GSU revision comparison test

Discussion of hardware and software development for Super NES and Super Famicom.

Moderator: Moderators

Forum rules
  • For making cartridges of your Super NES games, see Reproduction.
qwertymodo
Posts: 775
Joined: Mon Jul 02, 2012 7:46 am

GSU revision comparison test

Post by qwertymodo » Wed Jun 24, 2015 11:53 am

A few months back, somebody sent me this test ROM to run on a real GSU board. I don't remember who sent it to me. I've gone through my post history and can't find it. If you recognize it, please chime in.

I tested it on every revision I have on hand. The MARIO-CHIP board (Star Fox) just gave me a blank screen, but it could have been an issue with the board, because I've been messing around trying to transplant the SRAM on the board. All other revisions, GSU-1, GSU-1A, and GSU-2 all gave the same result.

Image

However, the test does not match any emulator I have tested.

higan-accuracy 0.94
Image

Snes9x 1.53
Image

I'm not even going to bother downloading ZSNES to try it on there. But there you go. No idea what the numbers mean, hopefully whoever sent me the ROM sees this and can give some more information.

Sik
Posts: 1589
Joined: Thu Aug 12, 2010 3:43 am

Re: GSU revision comparison test

Post by Sik » Wed Jun 24, 2015 6:05 pm

Probably just counting around how many iterations of a loop happen within a given time. Note that this is tricky to get right, since it involves proper emulation of the CPU at the cycle (or even subcycle) level, memory timings (this can throw off things really badly if you don't take into account everything) as well as proper emulation of whatever is being used to do the timing in the first place.

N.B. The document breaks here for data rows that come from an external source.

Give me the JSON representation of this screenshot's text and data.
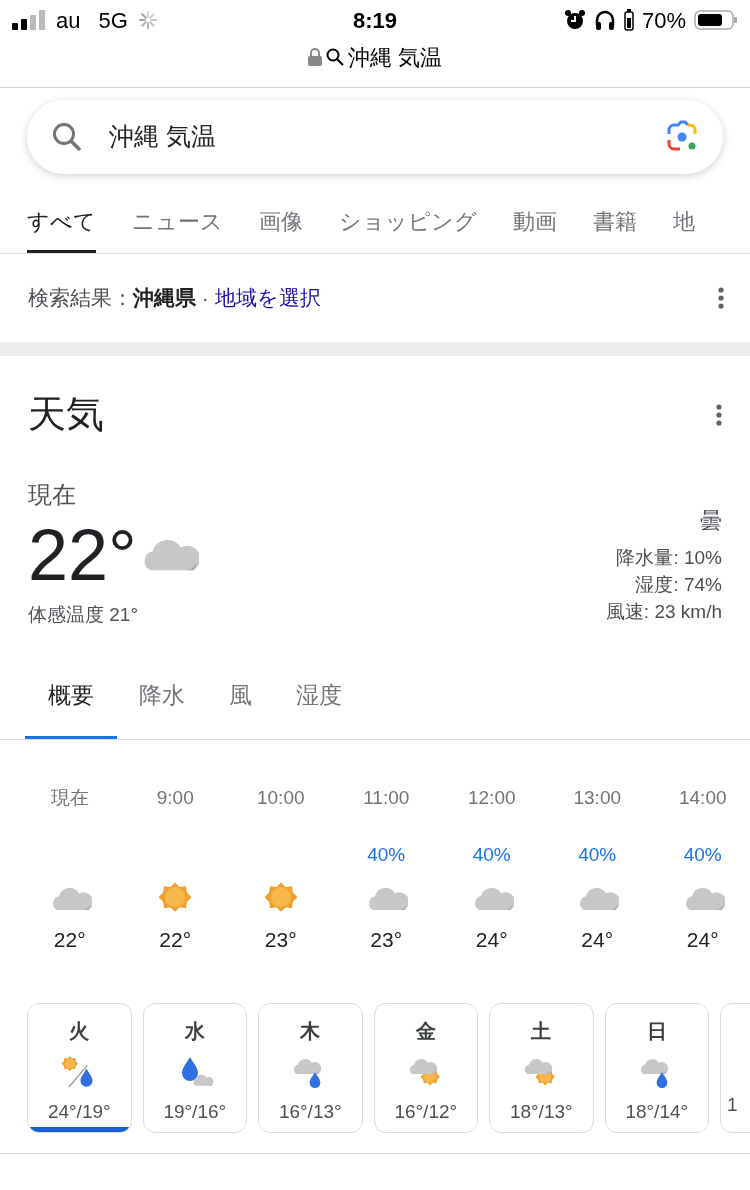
{
  "status_bar": {
    "carrier": "au",
    "network": "5G",
    "time": "8:19",
    "battery": "70%"
  },
  "address_bar": {
    "text": "沖縄 気温"
  },
  "search": {
    "value": "沖縄 気温"
  },
  "tabs": [
    {
      "label": "すべて",
      "selected": true
    },
    {
      "label": "ニュース",
      "selected": false
    },
    {
      "label": "画像",
      "selected": false
    },
    {
      "label": "ショッピング",
      "selected": false
    },
    {
      "label": "動画",
      "selected": false
    },
    {
      "label": "書籍",
      "selected": false
    },
    {
      "label": "地",
      "selected": false
    }
  ],
  "location": {
    "text": "検索結果：**沖縄県** ·",
    "link": "地域を選択"
  },
  "weather": {
    "title": "天気",
    "now_label": "現在",
    "temperature": "22°",
    "feels_like": "体感温度 21°",
    "condition": "曇",
    "details": [
      "降水量: 10%",
      "湿度: 74%",
      "風速: 23 km/h"
    ],
    "subtabs": [
      {
        "label": "概要",
        "selected": true
      },
      {
        "label": "降水",
        "selected": false
      },
      {
        "label": "風",
        "selected": false
      },
      {
        "label": "湿度",
        "selected": false
      }
    ],
    "hourly": [
      {
        "time": "現在",
        "kind": "cloudy",
        "temp": "22°"
      },
      {
        "time": "9:00",
        "kind": "sunny",
        "temp": "22°"
      },
      {
        "time": "10:00",
        "kind": "sunny",
        "temp": "23°"
      },
      {
        "time": "11:00",
        "precip": "40%",
        "kind": "cloudy",
        "temp": "23°"
      },
      {
        "time": "12:00",
        "precip": "40%",
        "kind": "cloudy",
        "temp": "24°"
      },
      {
        "time": "13:00",
        "precip": "40%",
        "kind": "cloudy",
        "temp": "24°"
      },
      {
        "time": "14:00",
        "precip": "40%",
        "kind": "cloudy",
        "temp": "24°"
      }
    ],
    "daily": [
      {
        "day": "火",
        "kind": "sun_rain",
        "temps": "24°/19°",
        "selected": true
      },
      {
        "day": "水",
        "kind": "rain_cloud",
        "temps": "19°/16°",
        "selected": false
      },
      {
        "day": "木",
        "kind": "cloud_rain",
        "temps": "16°/13°",
        "selected": false
      },
      {
        "day": "金",
        "kind": "cloud_sun",
        "temps": "16°/12°",
        "selected": false
      },
      {
        "day": "土",
        "kind": "cloud_sun",
        "temps": "18°/13°",
        "selected": false
      },
      {
        "day": "日",
        "kind": "cloud_rain",
        "temps": "18°/14°",
        "selected": false
      },
      {
        "temps": "1",
        "kind": "partial",
        "selected": false
      }
    ]
  }
}
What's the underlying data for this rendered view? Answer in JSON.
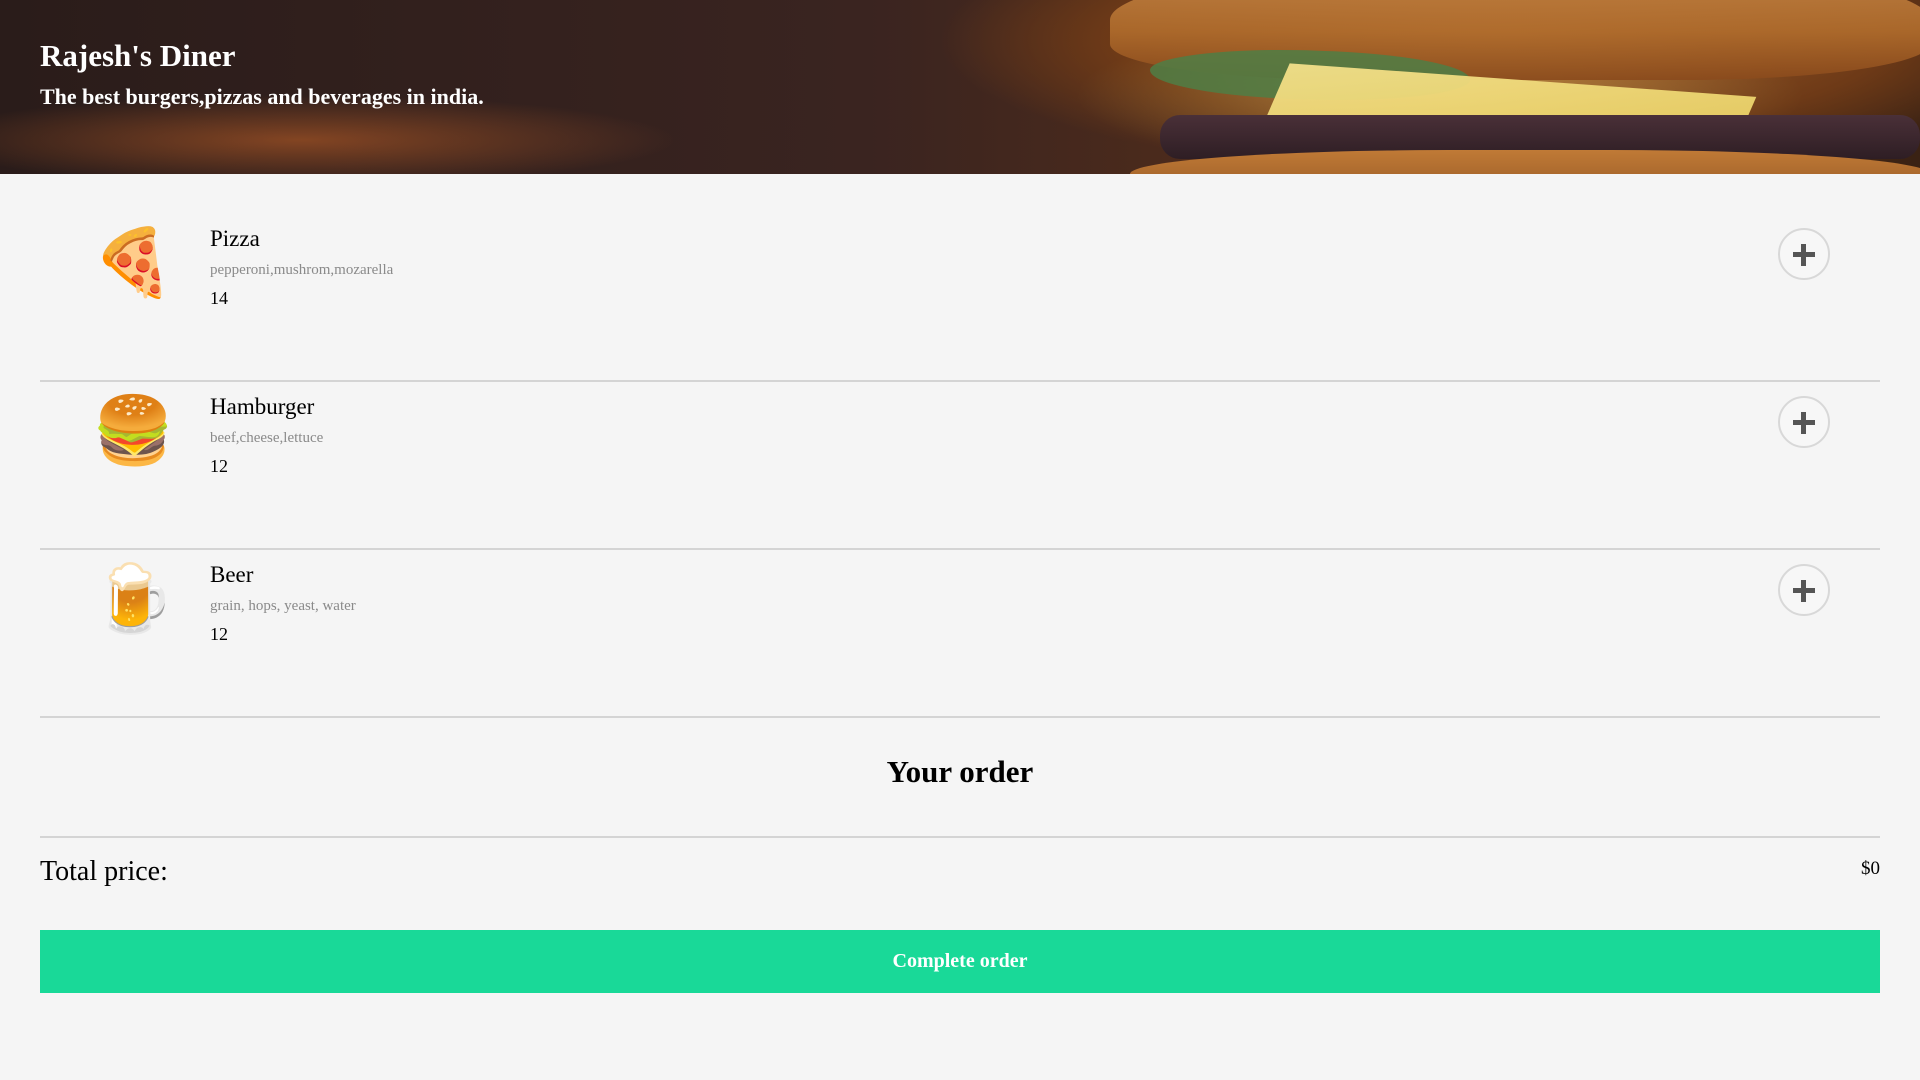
{
  "header": {
    "title": "Rajesh's Diner",
    "subtitle": "The best burgers,pizzas and beverages in india."
  },
  "menu": [
    {
      "emoji": "🍕",
      "icon": "pizza-icon",
      "name": "Pizza",
      "ingredients": "pepperoni,mushrom,mozarella",
      "price": "14"
    },
    {
      "emoji": "🍔",
      "icon": "hamburger-icon",
      "name": "Hamburger",
      "ingredients": "beef,cheese,lettuce",
      "price": "12"
    },
    {
      "emoji": "🍺",
      "icon": "beer-icon",
      "name": "Beer",
      "ingredients": "grain, hops, yeast, water",
      "price": "12"
    }
  ],
  "order": {
    "title": "Your order",
    "total_label": "Total price:",
    "total_value": "$0",
    "complete_label": "Complete order"
  },
  "colors": {
    "accent": "#19d998",
    "background": "#f5f5f5"
  }
}
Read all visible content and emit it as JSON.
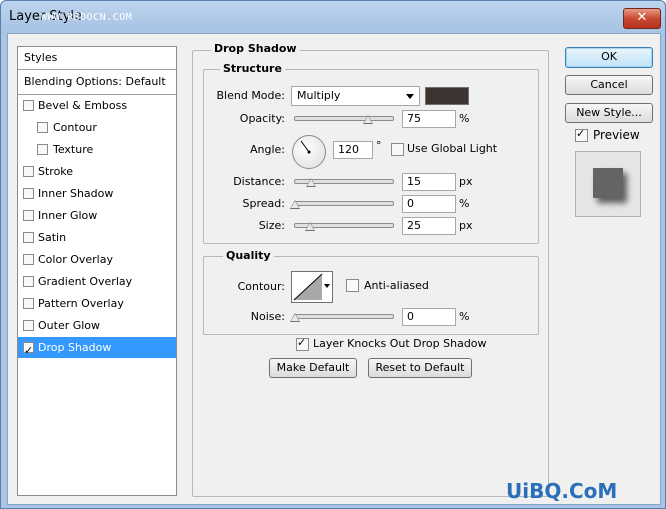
{
  "window": {
    "title": "Layer Style",
    "watermark": "WWW.REDOCN.COM",
    "close_glyph": "✕"
  },
  "sidebar": {
    "header": "Styles",
    "blending": "Blending Options: Default",
    "items": [
      {
        "label": "Bevel & Emboss",
        "checked": false,
        "sub": false
      },
      {
        "label": "Contour",
        "checked": false,
        "sub": true
      },
      {
        "label": "Texture",
        "checked": false,
        "sub": true
      },
      {
        "label": "Stroke",
        "checked": false,
        "sub": false
      },
      {
        "label": "Inner Shadow",
        "checked": false,
        "sub": false
      },
      {
        "label": "Inner Glow",
        "checked": false,
        "sub": false
      },
      {
        "label": "Satin",
        "checked": false,
        "sub": false
      },
      {
        "label": "Color Overlay",
        "checked": false,
        "sub": false
      },
      {
        "label": "Gradient Overlay",
        "checked": false,
        "sub": false
      },
      {
        "label": "Pattern Overlay",
        "checked": false,
        "sub": false
      },
      {
        "label": "Outer Glow",
        "checked": false,
        "sub": false
      },
      {
        "label": "Drop Shadow",
        "checked": true,
        "sub": false
      }
    ]
  },
  "panel": {
    "title": "Drop Shadow",
    "structure": {
      "label": "Structure",
      "blend_mode_label": "Blend Mode:",
      "blend_mode_value": "Multiply",
      "shadow_color": "#3b3431",
      "opacity_label": "Opacity:",
      "opacity_value": "75",
      "opacity_unit": "%",
      "opacity_level": 0.75,
      "angle_label": "Angle:",
      "angle_value": "120",
      "angle_unit": "°",
      "global_light_label": "Use Global Light",
      "distance_label": "Distance:",
      "distance_value": "15",
      "distance_unit": "px",
      "spread_label": "Spread:",
      "spread_value": "0",
      "spread_unit": "%",
      "size_label": "Size:",
      "size_value": "25",
      "size_unit": "px"
    },
    "quality": {
      "label": "Quality",
      "contour_label": "Contour:",
      "anti_aliased_label": "Anti-aliased",
      "noise_label": "Noise:",
      "noise_value": "0",
      "noise_unit": "%"
    },
    "knockout_label": "Layer Knocks Out Drop Shadow",
    "make_default": "Make Default",
    "reset_default": "Reset to Default"
  },
  "buttons": {
    "ok": "OK",
    "cancel": "Cancel",
    "new_style": "New Style...",
    "preview": "Preview"
  },
  "footer_watermark": "UiBQ.CoM"
}
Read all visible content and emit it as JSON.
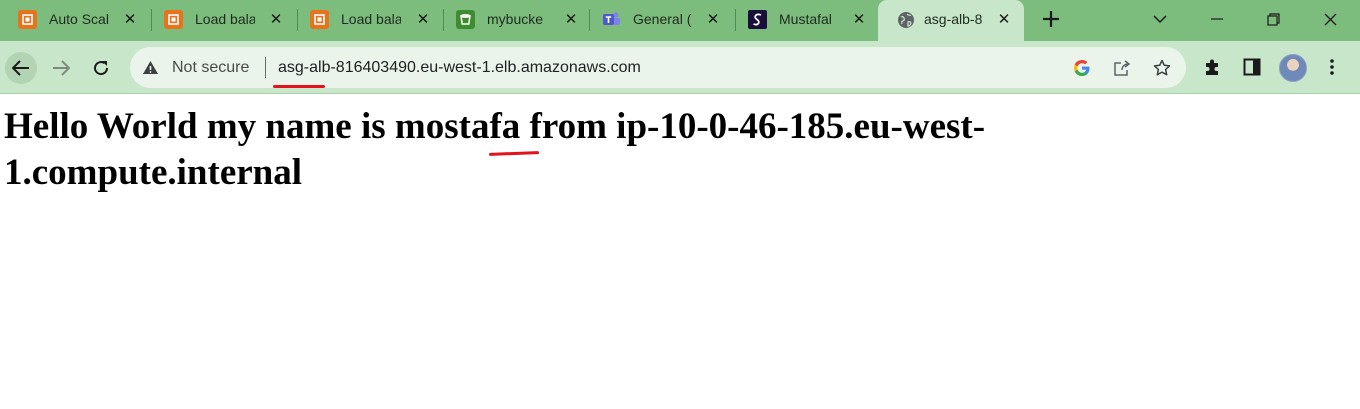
{
  "tabs": [
    {
      "title": "Auto Scal",
      "icon": "aws-ec2-icon",
      "active": false
    },
    {
      "title": "Load bala",
      "icon": "aws-ec2-icon",
      "active": false
    },
    {
      "title": "Load bala",
      "icon": "aws-ec2-icon",
      "active": false
    },
    {
      "title": "mybucke",
      "icon": "aws-s3-bucket-icon",
      "active": false
    },
    {
      "title": "General (",
      "icon": "teams-icon",
      "active": false
    },
    {
      "title": "Mustafal",
      "icon": "app-logo-icon",
      "active": false
    },
    {
      "title": "asg-alb-8",
      "icon": "globe-icon",
      "active": true
    }
  ],
  "toolbar": {
    "security_label": "Not secure",
    "url": "asg-alb-816403490.eu-west-1.elb.amazonaws.com"
  },
  "page": {
    "heading_line1": "Hello World my name is mostafa from ip-10-0-46-185.eu-west-",
    "heading_line2": "1.compute.internal"
  },
  "colors": {
    "tabstrip": "#7cbd7e",
    "toolbar": "#c8e6c9",
    "annotation": "#e3121c"
  }
}
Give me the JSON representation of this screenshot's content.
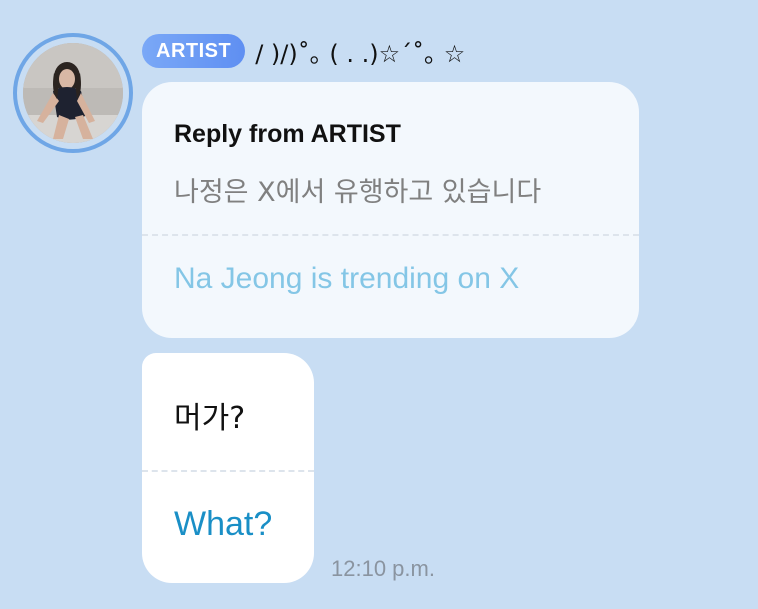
{
  "header": {
    "badge_label": "ARTIST",
    "artist_name": "/ )/)˚｡ ( . .)☆ˊ˚｡ ☆"
  },
  "reply": {
    "title": "Reply from ARTIST",
    "original_text": "나정은 X에서 유행하고 있습니다",
    "translation": "Na Jeong is trending on X"
  },
  "message": {
    "original_text": "머가?",
    "translation": "What?",
    "timestamp": "12:10 p.m."
  },
  "colors": {
    "background": "#c8ddf3",
    "badge": "#6f9cf5",
    "reply_translation": "#84c6e6",
    "message_translation": "#1a8fc6"
  }
}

Saying this from experience since I did something similar to benchmark 68000 cycle count accuracy in Mega Drive emulators and none gets it right. Turns out that besides VDP emulation issues, there are memory access timings that were still not being taken into account (RAM refresh is emulated by nothing, and I'm not sure if ROM-side refresh was known at the time either).

93143
Posts: 1361
Joined: Fri Jul 04, 2014 9:31 pm

Re: GSU revision comparison test

Post by 93143 » Thu Jun 25, 2015 1:48 am

I don't think the MARIO chip supports either 21 MHz mode or fast multiply, though I don't know why it would outright refuse to run...

Also, I was under the impression that fast multiply was disallowed in 21 MHz mode, and it seems byuu thought the same. Of course, just because it executes at the higher speed doesn't mean the answers are right...

Either way, those are some substantial differences. I hope I don't have to wreck a game just to find out if my port of [redacted] is even feasible...

ARM9
Posts: 57
Joined: Sun Aug 11, 2013 6:07 am

Re: GSU revision comparison test

Post by ARM9 » Thu Jun 25, 2015 5:45 am

Ah yes, I recognize that screen, thanks for taking the time to run it on hardware, very much appreciated.
I made that rom to test whether the fast multiplication setting worked in 21mhz mode. Book says no, so does bsnes, yet some superfx games I've looked at seem to use it at 21mhz so I wanted to see what's up.
Apparently it works on hardware so this change to higan/sfc/chip/superfx/timing/timing.cpp would reflect that: http://vpaste.net/VYOR0
There might be more to it than that, but it should be a start.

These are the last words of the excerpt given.